The chair of the Senate Rules Committee, Amy Klobuchar of Minnesota, is set to introduce legislation on Monday to ban political campaigns from guiding online donors into recurring donations by default, a practice that has drawn criticism for luring supporters into making unintended gifts that sometimes total in the thousands of dollars.
The bill’s planned introduction follows a bipartisan recommendation from the Federal Election Commission that Congress act to rein in the practice of prechecking boxes that automatically enlist donors into making repeated donations. The F.E.C. voted unanimously, 6-0, to recommend the change, after a New York Times investigation into the practice showed it led to a surge of refunds and fraud claims from contributors to former President Donald J. Trump.
Ms. Klobuchar, who leads the rules committee that oversees the administration of federal elections, is calling the bill the RECUR Act for “Rescuing Every Contributor from Unwanted Recurrences.” For now, she has only Democratic co-sponsors, including Senator Dick Durbin of Illinois, who is the No. 2 Democrat in the Senate leadership and the chair of the Senate Judiciary Committee.
But Ms. Klobuchar said she was hopeful that she could lure Republican co-sponsors after the F.E.C.’s three Republican commissioners joined Democrats in recommending the practice be banned — a rare moment of agreement at an agency often defined by partisan gridlock.
“We have to ensure we are encouraging people who can only contribute small amounts to have their voices heard but not taken advantage of,” Ms. Klobuchar said in an interview.
In a statement, Mr. Durbin said he was “proud” to introduce the bill with Ms. Klobuchar. “In a bipartisan recommendation, the Federal Election Commission urged Congress to take action to stop donation practices — egregiously employed by the Trump campaign — that tricked contributors into recurring payments,” he said.
The Times investigation found that Mr. Trump’s political operation, short on cash, had steered his online contributors into becoming unwitting repeat donors by prechecking a box to withdraw additional donations as often as every week last fall; their solicitations also featured a second prechecked box that was termed a “money bomb.” Over time, the campaign added text, sometimes in bold or all-caps type, that obscured the opt-out language. Soon, banks and credit card companies experienced a flood of fraud complaints.
All told, the Trump operation with the Republican Party refunded $122.7 million to donors who gave through the online processing site WinRed — more than 10 percent of every dollar raised. In contrast, the online refund rate for President Biden’s campaign with the party had been 2.2 percent on ActBlue, the equivalent Democratic processing site.
While the practice of prechecking boxes is currently far more common among Republicans, Democrats have also previously used the tactic. Some prominent Democratic Party committees continue to deploy it. And Mr. Trump has continued the practice in his post-presidency.
Ms. Klobuchar’s legislation would require that all political committees receive “affirmative consent” to take donations, and it explicitly says that prechecked boxes do not meet that requirement.
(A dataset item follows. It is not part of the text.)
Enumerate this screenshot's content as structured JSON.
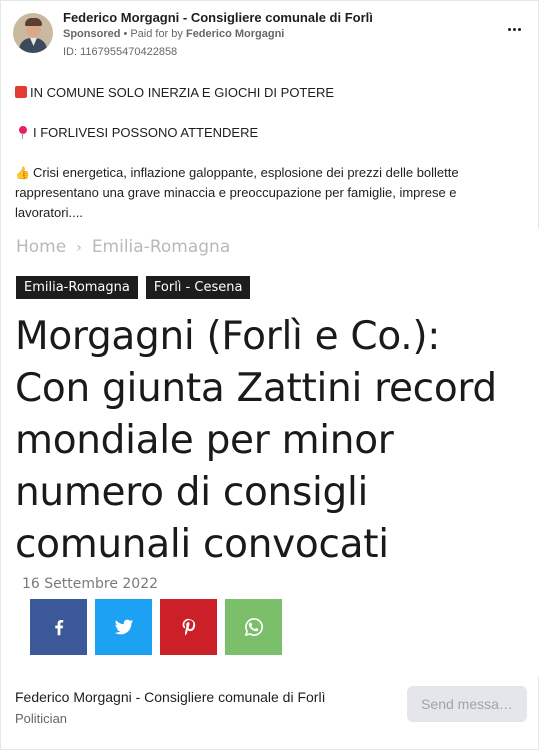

“If you have any experience and you look at this, you know that it’s just pure fraud,” Ms. Klobuchar said of the prechecking practice, “and it is nothing that should be allowed going forward.”
Ms. Klobuchar said the F.E.C.’s unanimous vote was “very helpful” in creating momentum for her legislation, which is a stand-alone two-page bill but could be rolled into other election-related legislation. Democrats are currently pressing legislation that would enact a major overhaul of elections, but that bill’s prospects remain murky.